Sir Peter John Derham,  (21 August 1925 – 24 September 2008) was an Australian business executive and philanthropist.

Derham graduated from the University of Melbourne with a BSc in 1959. He is a former resident of Ormond College and International House. In 1940 he joined the forces and served as a member of the Royal Australian Navy from 1945 to 1946.

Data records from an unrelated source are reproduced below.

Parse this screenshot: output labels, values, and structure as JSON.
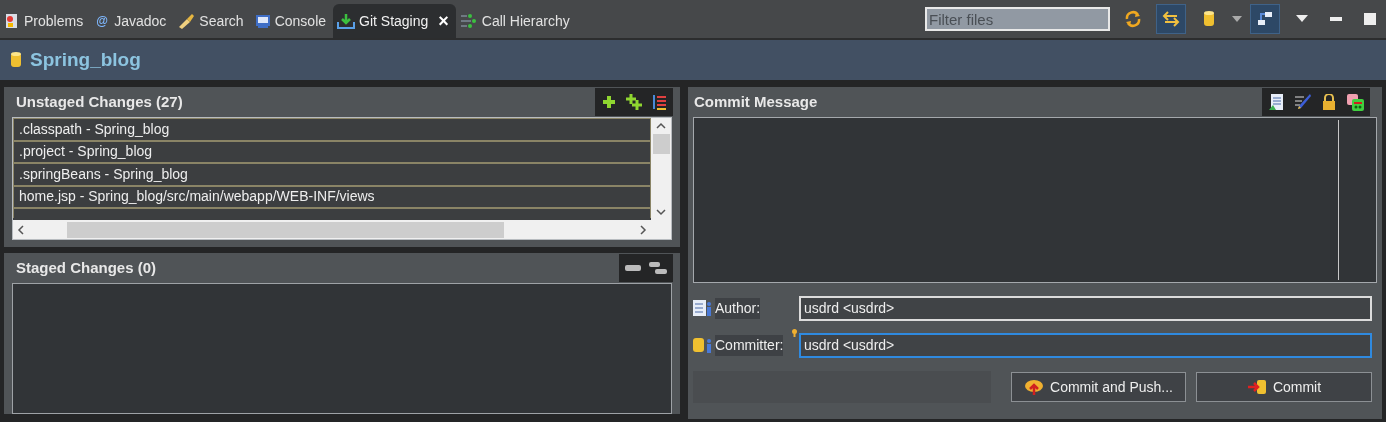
{
  "tabs": [
    {
      "label": "Problems",
      "kind": "problems",
      "selected": false
    },
    {
      "label": "Javadoc",
      "kind": "javadoc",
      "glyph": "@",
      "selected": false
    },
    {
      "label": "Search",
      "kind": "search",
      "selected": false
    },
    {
      "label": "Console",
      "kind": "console",
      "selected": false
    },
    {
      "label": "Git Staging",
      "kind": "staging",
      "selected": true,
      "close": "×"
    },
    {
      "label": "Call Hierarchy",
      "kind": "hierarchy",
      "selected": false
    }
  ],
  "toolbar": {
    "filter": {
      "placeholder": "Filter files"
    },
    "toggles": [
      {
        "kind": "refresh",
        "selected": false
      },
      {
        "kind": "link",
        "selected": true
      },
      {
        "kind": "repo",
        "selected": false
      },
      {
        "kind": "layout",
        "selected": true
      }
    ]
  },
  "repository": {
    "name": "Spring_blog"
  },
  "unstaged": {
    "title": "Unstaged Changes (27)",
    "files": [
      {
        "label": ".classpath - Spring_blog"
      },
      {
        "label": ".project - Spring_blog"
      },
      {
        "label": ".springBeans - Spring_blog"
      },
      {
        "label": "home.jsp - Spring_blog/src/main/webapp/WEB-INF/views"
      }
    ]
  },
  "staged": {
    "title": "Staged Changes (0)"
  },
  "commit": {
    "title": "Commit Message",
    "author": {
      "label": "Author:",
      "value": "usdrd <usdrd>"
    },
    "committer": {
      "label": "Committer:",
      "value": "usdrd <usdrd>"
    },
    "buttons": [
      {
        "label": "Commit and Push...",
        "kind": "push"
      },
      {
        "label": "Commit",
        "kind": "commit"
      }
    ]
  }
}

In 1980, Derham was knighted for his service to industry, including tourism and science. He has been heavily involved in the preservation and restoration of heritage sites, including Mawson's Huts, in Antarctica and sat on a number of prominent charity boards including the Alfred Hospital, Breast Cancer Network, Australian Koala Foundation and the Australian Childhood Foundation. In 1989 Derham and his wife Lady Derham established the renowned Red Hill Estate winery on the Mornington Peninsula.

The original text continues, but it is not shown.